It’s no secret that Dayton loves baseball. This city consistently sells out Fifth Third Field to help our Dayton Dragons hold tightly to their record of the longest streak of sellouts in professional sports. You can pick any sports bar in the area and likely see that familiar green D, or the menacing eyes of the Dragon logo. If you’re lucky you’ll even see Heater or Gem, the mascots, interacting with fans at community events.
But you will also see a lot of red. Cincinnati Reds, red that is.
When we root, root, root for the home team here in Dayton, many will think of the Reds. Our Dragons are a Class A Minor League team that is affiliated with the Reds, just like the fans. You can wander into any barber shop and get an earful of opinions on how the Reds are playing, WLW takes over the airwaves on gameday, and there is an abundance of locals who were part of the excitement of the World Series win in 1990. Just ask around, you’ll find someone.
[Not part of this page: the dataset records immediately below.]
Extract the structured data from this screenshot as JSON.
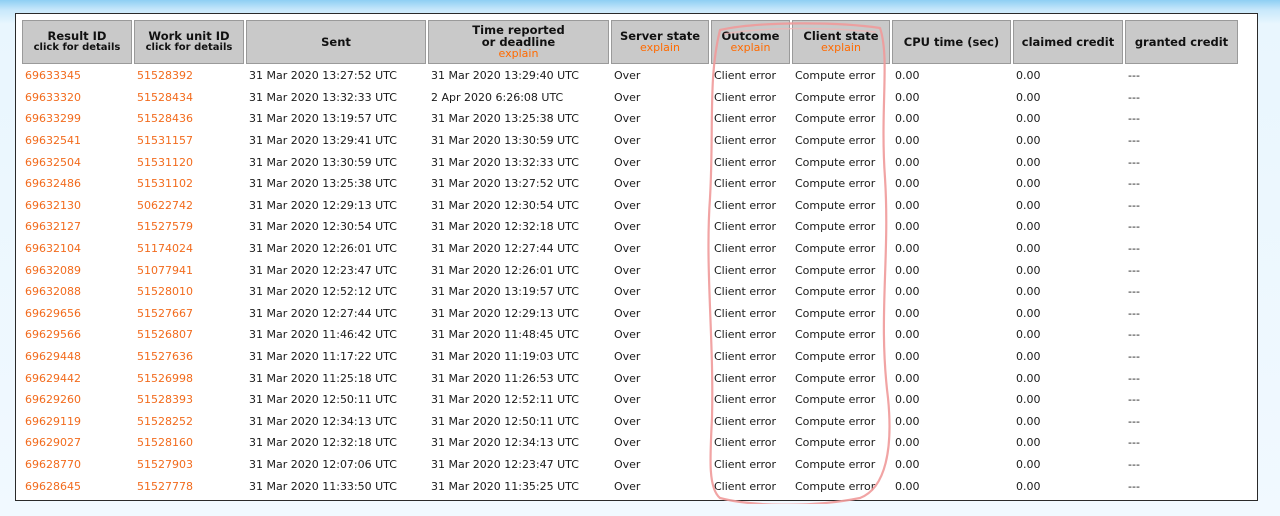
{
  "headers": {
    "result_id": "Result ID",
    "result_id_sub": "click for details",
    "workunit_id": "Work unit ID",
    "workunit_id_sub": "click for details",
    "sent": "Sent",
    "time_reported_1": "Time reported",
    "time_reported_2": "or deadline",
    "time_reported_explain": "explain",
    "server_state": "Server state",
    "server_state_explain": "explain",
    "outcome": "Outcome",
    "outcome_explain": "explain",
    "client_state": "Client state",
    "client_state_explain": "explain",
    "cpu_time": "CPU time (sec)",
    "claimed_credit": "claimed credit",
    "granted_credit": "granted credit"
  },
  "rows": [
    {
      "result_id": "69633345",
      "workunit_id": "51528392",
      "sent": "31 Mar 2020 13:27:52 UTC",
      "reported": "31 Mar 2020 13:29:40 UTC",
      "server_state": "Over",
      "outcome": "Client error",
      "client_state": "Compute error",
      "cpu": "0.00",
      "claimed": "0.00",
      "granted": "---"
    },
    {
      "result_id": "69633320",
      "workunit_id": "51528434",
      "sent": "31 Mar 2020 13:32:33 UTC",
      "reported": "2 Apr 2020 6:26:08 UTC",
      "server_state": "Over",
      "outcome": "Client error",
      "client_state": "Compute error",
      "cpu": "0.00",
      "claimed": "0.00",
      "granted": "---"
    },
    {
      "result_id": "69633299",
      "workunit_id": "51528436",
      "sent": "31 Mar 2020 13:19:57 UTC",
      "reported": "31 Mar 2020 13:25:38 UTC",
      "server_state": "Over",
      "outcome": "Client error",
      "client_state": "Compute error",
      "cpu": "0.00",
      "claimed": "0.00",
      "granted": "---"
    },
    {
      "result_id": "69632541",
      "workunit_id": "51531157",
      "sent": "31 Mar 2020 13:29:41 UTC",
      "reported": "31 Mar 2020 13:30:59 UTC",
      "server_state": "Over",
      "outcome": "Client error",
      "client_state": "Compute error",
      "cpu": "0.00",
      "claimed": "0.00",
      "granted": "---"
    },
    {
      "result_id": "69632504",
      "workunit_id": "51531120",
      "sent": "31 Mar 2020 13:30:59 UTC",
      "reported": "31 Mar 2020 13:32:33 UTC",
      "server_state": "Over",
      "outcome": "Client error",
      "client_state": "Compute error",
      "cpu": "0.00",
      "claimed": "0.00",
      "granted": "---"
    },
    {
      "result_id": "69632486",
      "workunit_id": "51531102",
      "sent": "31 Mar 2020 13:25:38 UTC",
      "reported": "31 Mar 2020 13:27:52 UTC",
      "server_state": "Over",
      "outcome": "Client error",
      "client_state": "Compute error",
      "cpu": "0.00",
      "claimed": "0.00",
      "granted": "---"
    },
    {
      "result_id": "69632130",
      "workunit_id": "50622742",
      "sent": "31 Mar 2020 12:29:13 UTC",
      "reported": "31 Mar 2020 12:30:54 UTC",
      "server_state": "Over",
      "outcome": "Client error",
      "client_state": "Compute error",
      "cpu": "0.00",
      "claimed": "0.00",
      "granted": "---"
    },
    {
      "result_id": "69632127",
      "workunit_id": "51527579",
      "sent": "31 Mar 2020 12:30:54 UTC",
      "reported": "31 Mar 2020 12:32:18 UTC",
      "server_state": "Over",
      "outcome": "Client error",
      "client_state": "Compute error",
      "cpu": "0.00",
      "claimed": "0.00",
      "granted": "---"
    },
    {
      "result_id": "69632104",
      "workunit_id": "51174024",
      "sent": "31 Mar 2020 12:26:01 UTC",
      "reported": "31 Mar 2020 12:27:44 UTC",
      "server_state": "Over",
      "outcome": "Client error",
      "client_state": "Compute error",
      "cpu": "0.00",
      "claimed": "0.00",
      "granted": "---"
    },
    {
      "result_id": "69632089",
      "workunit_id": "51077941",
      "sent": "31 Mar 2020 12:23:47 UTC",
      "reported": "31 Mar 2020 12:26:01 UTC",
      "server_state": "Over",
      "outcome": "Client error",
      "client_state": "Compute error",
      "cpu": "0.00",
      "claimed": "0.00",
      "granted": "---"
    },
    {
      "result_id": "69632088",
      "workunit_id": "51528010",
      "sent": "31 Mar 2020 12:52:12 UTC",
      "reported": "31 Mar 2020 13:19:57 UTC",
      "server_state": "Over",
      "outcome": "Client error",
      "client_state": "Compute error",
      "cpu": "0.00",
      "claimed": "0.00",
      "granted": "---"
    },
    {
      "result_id": "69629656",
      "workunit_id": "51527667",
      "sent": "31 Mar 2020 12:27:44 UTC",
      "reported": "31 Mar 2020 12:29:13 UTC",
      "server_state": "Over",
      "outcome": "Client error",
      "client_state": "Compute error",
      "cpu": "0.00",
      "claimed": "0.00",
      "granted": "---"
    },
    {
      "result_id": "69629566",
      "workunit_id": "51526807",
      "sent": "31 Mar 2020 11:46:42 UTC",
      "reported": "31 Mar 2020 11:48:45 UTC",
      "server_state": "Over",
      "outcome": "Client error",
      "client_state": "Compute error",
      "cpu": "0.00",
      "claimed": "0.00",
      "granted": "---"
    },
    {
      "result_id": "69629448",
      "workunit_id": "51527636",
      "sent": "31 Mar 2020 11:17:22 UTC",
      "reported": "31 Mar 2020 11:19:03 UTC",
      "server_state": "Over",
      "outcome": "Client error",
      "client_state": "Compute error",
      "cpu": "0.00",
      "claimed": "0.00",
      "granted": "---"
    },
    {
      "result_id": "69629442",
      "workunit_id": "51526998",
      "sent": "31 Mar 2020 11:25:18 UTC",
      "reported": "31 Mar 2020 11:26:53 UTC",
      "server_state": "Over",
      "outcome": "Client error",
      "client_state": "Compute error",
      "cpu": "0.00",
      "claimed": "0.00",
      "granted": "---"
    },
    {
      "result_id": "69629260",
      "workunit_id": "51528393",
      "sent": "31 Mar 2020 12:50:11 UTC",
      "reported": "31 Mar 2020 12:52:11 UTC",
      "server_state": "Over",
      "outcome": "Client error",
      "client_state": "Compute error",
      "cpu": "0.00",
      "claimed": "0.00",
      "granted": "---"
    },
    {
      "result_id": "69629119",
      "workunit_id": "51528252",
      "sent": "31 Mar 2020 12:34:13 UTC",
      "reported": "31 Mar 2020 12:50:11 UTC",
      "server_state": "Over",
      "outcome": "Client error",
      "client_state": "Compute error",
      "cpu": "0.00",
      "claimed": "0.00",
      "granted": "---"
    },
    {
      "result_id": "69629027",
      "workunit_id": "51528160",
      "sent": "31 Mar 2020 12:32:18 UTC",
      "reported": "31 Mar 2020 12:34:13 UTC",
      "server_state": "Over",
      "outcome": "Client error",
      "client_state": "Compute error",
      "cpu": "0.00",
      "claimed": "0.00",
      "granted": "---"
    },
    {
      "result_id": "69628770",
      "workunit_id": "51527903",
      "sent": "31 Mar 2020 12:07:06 UTC",
      "reported": "31 Mar 2020 12:23:47 UTC",
      "server_state": "Over",
      "outcome": "Client error",
      "client_state": "Compute error",
      "cpu": "0.00",
      "claimed": "0.00",
      "granted": "---"
    },
    {
      "result_id": "69628645",
      "workunit_id": "51527778",
      "sent": "31 Mar 2020 11:33:50 UTC",
      "reported": "31 Mar 2020 11:35:25 UTC",
      "server_state": "Over",
      "outcome": "Client error",
      "client_state": "Compute error",
      "cpu": "0.00",
      "claimed": "0.00",
      "granted": "---"
    }
  ],
  "colors": {
    "link": "#f26b1d",
    "header_bg": "#c9c9c9",
    "annotation": "#ef9a9a"
  }
}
Barry Larkin. Also known to attendees of Reds games at Riverfront Stadium as Baaarrrryyyyy Larrrrrrkin. (Once you’ve heard it, you will always hear that when someone says his name)
Though retired from playing professional baseball since 2004, Barry Larkin has always stayed close to the game. Inducted to the Hall Of Fame in 2012, the Reds retired the famous number 11 jersey at GABP. After various coaching gigs around the league and a successful run as a baseball analyst for both MLB Network and ESPN. Larkin has come home. He is currently under the employ of the Reds as a part time instructor for the minor league teams.
Fans who attended this week’s games were delighted to see Barry Larkin in the Dragons dugout. He has been working with the young Dayton team on finessing their skills. When asked what his favorite part of this job was, he mentioned that it was when a particular player did well, and made a point to see that he noticed. Larkin has a passion for player development which is what makes this new job so fulfilling.
“Do you see yourself as a manager?”
With this, Larkin responded with a slight chuckle and a “Not right now”.
We’ll wait. Until then, we look forward to your visits here in Dayton.